Spearheaded by community activist, Pastor Thomas Dixon and Lowcountry Hispanic activist, Lydia Cotton, several organizations participated in The Sound of Drums Against Crime Event.

“Music is powerful because when it comes to the African-American community it has so many messages it has so much history,” Cotton said. “It’s so close to how we feel about it that it is important for us the Latino population to follow that lead.”

Puertorriqueños en Charleston, SC, Círculo Hispanoamericano de Charleston, Comunidad Latina/Hispania SC, Brady, Moms Demand Action SC, We Are Their Voices, Parents Against Gun Violence Charleston, Lowcountry Students for Political Action, SC Brady and The Coalition participated. Local police, fire and EMS crews attended, local leaders and the community. They all immersed themselves in the Latino and African-American drummers who joined together for peace.

“Tonight was simply amazing by the way the cultures melted together and used music and art to express themselves,” Jackie Shelley, SC leader with Moms Demand Action said.

“We are just sharing and having fun together,” Vannessa Gongora, Regional Project Director with Mi Ma Letín said. “ I think it’s a great way to relieve stress and remind us that we are all one.”

The event was in the wake of the back-to-back mass shootings that killed 31 and injured more than 50 in a matter of 13 hours. The first mass shooting took place in a Walmart in El Paso, Texas that killed 22 members of the Hispanic community and injured more than two dozen more.

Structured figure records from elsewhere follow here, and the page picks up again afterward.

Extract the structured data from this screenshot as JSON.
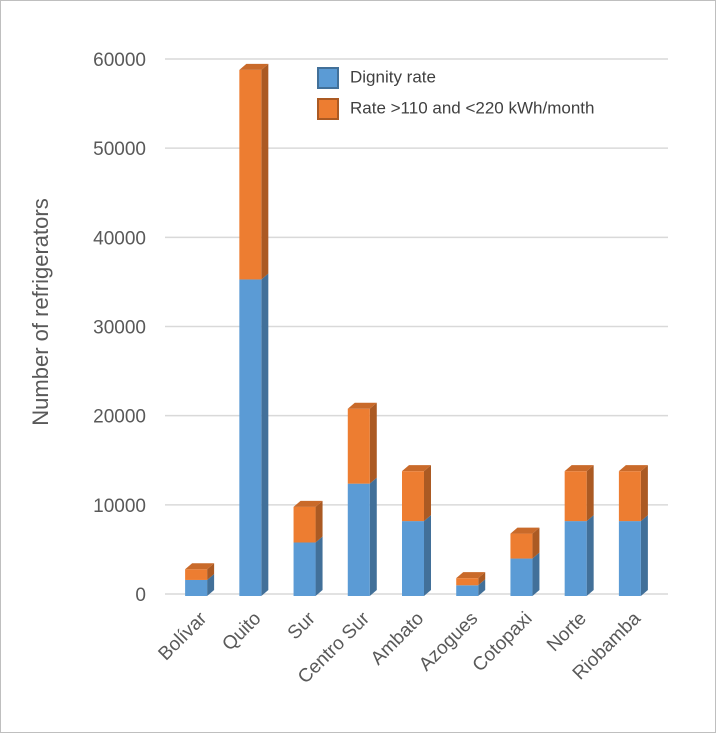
{
  "chart_data": {
    "type": "stacked_bar_3d",
    "y_label": "Number of refrigerators",
    "categories": [
      "Bolívar",
      "Quito",
      "Sur",
      "Centro Sur",
      "Ambato",
      "Azogues",
      "Cotopaxi",
      "Norte",
      "Riobamba"
    ],
    "series": [
      {
        "name": "Dignity rate",
        "color": "#5b9bd5",
        "values": [
          1800,
          35500,
          6000,
          12600,
          8400,
          1200,
          4200,
          8400,
          8400
        ]
      },
      {
        "name": "Rate >110 and <220 kWh/month",
        "color": "#ed7d31",
        "values": [
          1200,
          23500,
          4000,
          8400,
          5600,
          800,
          2800,
          5600,
          5600
        ]
      }
    ],
    "ylim": [
      0,
      60000
    ],
    "yticks": [
      0,
      10000,
      20000,
      30000,
      40000,
      50000,
      60000
    ],
    "grid": true
  }
}
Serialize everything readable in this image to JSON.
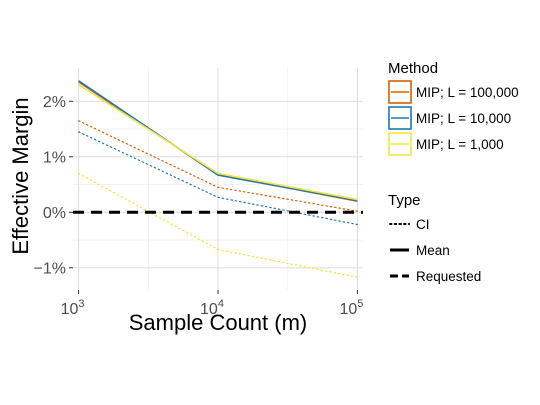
{
  "chart_data": {
    "type": "line",
    "xlabel": "Sample Count (m)",
    "ylabel": "Effective Margin",
    "x_scale": "log10",
    "xlim": [
      1000,
      100000
    ],
    "ylim": [
      -1.4,
      2.6
    ],
    "x_ticks": [
      {
        "value": 1000,
        "base": "10",
        "exp": "3"
      },
      {
        "value": 10000,
        "base": "10",
        "exp": "4"
      },
      {
        "value": 100000,
        "base": "10",
        "exp": "5"
      }
    ],
    "y_ticks": [
      {
        "value": 2,
        "label": "2%"
      },
      {
        "value": 1,
        "label": "1%"
      },
      {
        "value": 0,
        "label": "0%"
      },
      {
        "value": -1,
        "label": "−1%"
      }
    ],
    "grid": true,
    "requested_level": 0,
    "color_legend": {
      "title": "Method",
      "items": [
        {
          "label": "MIP; L = 100,000",
          "color": "#D95F02"
        },
        {
          "label": "MIP; L = 10,000",
          "color": "#1F78B4"
        },
        {
          "label": "MIP; L = 1,000",
          "color": "#F0E442"
        }
      ]
    },
    "type_legend": {
      "title": "Type",
      "items": [
        {
          "label": "CI",
          "style": "dotted"
        },
        {
          "label": "Mean",
          "style": "solid"
        },
        {
          "label": "Requested",
          "style": "dashed"
        }
      ]
    },
    "x": [
      1000,
      10000,
      100000
    ],
    "series": [
      {
        "method": 0,
        "kind": "mean",
        "values": [
          2.35,
          0.68,
          0.2
        ]
      },
      {
        "method": 0,
        "kind": "ci",
        "values": [
          1.65,
          0.45,
          0.02
        ]
      },
      {
        "method": 1,
        "kind": "mean",
        "values": [
          2.37,
          0.67,
          0.21
        ]
      },
      {
        "method": 1,
        "kind": "ci",
        "values": [
          1.45,
          0.27,
          -0.22
        ]
      },
      {
        "method": 2,
        "kind": "mean",
        "values": [
          2.3,
          0.7,
          0.23
        ]
      },
      {
        "method": 2,
        "kind": "ci",
        "values": [
          0.7,
          -0.67,
          -1.17
        ]
      }
    ]
  }
}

Wednesday, the Lowcountry gathered to support the Latino community.

“Now we are in the spotlight for many reasons that we should not be,” Cotton said. “We have to come together, something has to change.”

Dixon said he is fighting for gun reform and said he wants to keep the Lowcountry safe.

“The fact that there are so many guns on the street and people who have guns in their heart is unfounded,” Dixon said.

North Charleston’s Mayor Keith Summey also attended Wednesday. He stressed the importance of unity and safety.


“What happened here was a long ways away but that doesn’t mean it couldn’t happen here tomorrow,” Summey said.

With such a diverse group, they hope their messages of unity, equality and gun reform resonates with the Lowcountry and beyond.